C’est ainsi que lors de sa rencontre avec le G7, la semaine dernière, Gbagbo a déclaré qu’il avait "déjà beaucoup fait pour la paix". En réponse, le G7 a dit que la "réintégration" des ministres "déflatés" était la condition sine qua non de la reprise du dialogue. Quant aux Forces nouvelles, elles ont enfoncé le clou de la discorde en refusant de se rendre en "territoire ennemi", tout en affirmant que "Gbagbo est le principal obstacle à la paix". Et sans abonder dans leur sens, force est de reconnaître que le chef de l’Etat ivoirien, apparaît plus qu’isolé sur l’échiquier politique de son pays.
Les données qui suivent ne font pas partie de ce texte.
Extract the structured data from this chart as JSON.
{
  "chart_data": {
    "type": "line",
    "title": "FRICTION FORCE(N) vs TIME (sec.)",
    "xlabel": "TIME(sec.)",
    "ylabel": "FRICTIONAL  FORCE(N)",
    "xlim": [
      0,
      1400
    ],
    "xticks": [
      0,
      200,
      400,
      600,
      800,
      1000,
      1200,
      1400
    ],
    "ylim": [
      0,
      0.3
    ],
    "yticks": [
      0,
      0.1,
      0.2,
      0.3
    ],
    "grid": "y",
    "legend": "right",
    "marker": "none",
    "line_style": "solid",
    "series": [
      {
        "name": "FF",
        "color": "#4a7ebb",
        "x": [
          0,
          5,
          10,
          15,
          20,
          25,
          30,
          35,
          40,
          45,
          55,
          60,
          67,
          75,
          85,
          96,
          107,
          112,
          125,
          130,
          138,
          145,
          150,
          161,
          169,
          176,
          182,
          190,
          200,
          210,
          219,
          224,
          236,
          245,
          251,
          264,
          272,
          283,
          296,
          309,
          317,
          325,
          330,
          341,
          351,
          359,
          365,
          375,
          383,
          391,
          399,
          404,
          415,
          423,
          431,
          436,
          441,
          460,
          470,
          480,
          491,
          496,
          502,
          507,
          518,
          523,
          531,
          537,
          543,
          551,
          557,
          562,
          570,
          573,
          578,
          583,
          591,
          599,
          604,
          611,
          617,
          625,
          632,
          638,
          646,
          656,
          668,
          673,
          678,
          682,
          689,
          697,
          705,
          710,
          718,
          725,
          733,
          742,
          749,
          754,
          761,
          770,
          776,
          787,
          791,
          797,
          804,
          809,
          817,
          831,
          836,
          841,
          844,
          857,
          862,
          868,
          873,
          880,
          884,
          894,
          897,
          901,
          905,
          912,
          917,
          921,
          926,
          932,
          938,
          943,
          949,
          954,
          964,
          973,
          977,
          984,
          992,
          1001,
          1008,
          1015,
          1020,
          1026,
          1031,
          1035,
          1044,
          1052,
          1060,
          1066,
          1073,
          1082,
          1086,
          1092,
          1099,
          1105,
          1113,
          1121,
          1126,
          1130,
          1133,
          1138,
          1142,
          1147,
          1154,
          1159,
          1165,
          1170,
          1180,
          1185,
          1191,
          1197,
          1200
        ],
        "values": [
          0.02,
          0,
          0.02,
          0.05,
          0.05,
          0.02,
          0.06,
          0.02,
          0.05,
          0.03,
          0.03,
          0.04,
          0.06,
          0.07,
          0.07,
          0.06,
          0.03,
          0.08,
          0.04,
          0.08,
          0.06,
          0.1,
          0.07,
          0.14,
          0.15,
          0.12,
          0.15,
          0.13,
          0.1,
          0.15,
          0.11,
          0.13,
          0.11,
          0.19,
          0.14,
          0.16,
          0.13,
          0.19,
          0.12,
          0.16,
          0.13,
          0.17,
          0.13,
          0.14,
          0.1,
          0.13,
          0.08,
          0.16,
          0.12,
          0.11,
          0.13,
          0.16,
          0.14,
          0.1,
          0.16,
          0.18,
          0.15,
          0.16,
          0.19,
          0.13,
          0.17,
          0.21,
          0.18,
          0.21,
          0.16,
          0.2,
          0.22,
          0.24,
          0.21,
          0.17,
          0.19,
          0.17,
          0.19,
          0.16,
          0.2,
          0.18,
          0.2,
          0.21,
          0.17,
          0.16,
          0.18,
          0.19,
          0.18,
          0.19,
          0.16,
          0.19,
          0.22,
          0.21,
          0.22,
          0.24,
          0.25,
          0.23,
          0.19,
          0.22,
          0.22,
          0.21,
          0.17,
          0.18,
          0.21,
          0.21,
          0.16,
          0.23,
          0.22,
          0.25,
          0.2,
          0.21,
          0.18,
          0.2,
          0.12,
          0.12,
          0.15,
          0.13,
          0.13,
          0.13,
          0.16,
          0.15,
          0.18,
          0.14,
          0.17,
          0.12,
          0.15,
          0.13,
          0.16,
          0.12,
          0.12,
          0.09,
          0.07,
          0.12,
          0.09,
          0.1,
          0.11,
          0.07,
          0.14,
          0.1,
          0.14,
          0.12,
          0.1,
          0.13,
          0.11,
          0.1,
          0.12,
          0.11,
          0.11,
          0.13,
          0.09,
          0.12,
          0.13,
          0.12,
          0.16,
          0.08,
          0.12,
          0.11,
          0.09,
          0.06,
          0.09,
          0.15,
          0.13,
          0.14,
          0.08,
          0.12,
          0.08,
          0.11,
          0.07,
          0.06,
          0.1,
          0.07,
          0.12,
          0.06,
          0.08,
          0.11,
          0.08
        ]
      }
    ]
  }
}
Cerné par les faucons de son camp qui voient dans l’application de Marcoussis une "violation de la constitution et une capitulation" (sic). Obnubilé par les nombreux charniers qui ont jalonné son court règne, le président Gbagbo voit dans la normalisation de la situation politique, le début d’un probable cauchemar. Il n’est pas sûr en effet qu’il échappe aux "fourches candines" de la justice internationale, sa responsabilité où, à tout le moins celle de tiers qu’il a commis, étant clairement établie dans les charniers des 25 et 26 mars 2004. Et, si en fin 2003, Blaise Compaoré a dit tout haut ce que chacun pensait tout bas (pour le président du Faso, Gbagbo comme Milosevic "finira devant le tribunal pénal international"), c’est que le régime ivoirien n’était pas blanc comme neige dans les charniers commis antérieurement (Yopougon notamment).

Et, c’est en cela que pour que le Sommet de la dernière chance réussisse, il faudra contraindre tout le monde à appliquer Marcoussis, même si certains y laisseront des plumes. Cela apaiserait par ailleurs, certains voisins de la Côte d’ivoire, si tant est que cet accord prévoit également la suppression ou la rention des lois scélérates (code de la nationalité, code foncier...), instruments de spoliation de leurs compatriotes en Côte d’Ivoire.

En un mot, la diplomatie "corporatiste" qui a cours jusque-là malheureusement sur le continent, devra céder le pas à l’intérêt du peuple ivoirien et à celui des peuples de la sous-région. C’est dire que l’après-Addis est attendu par tous.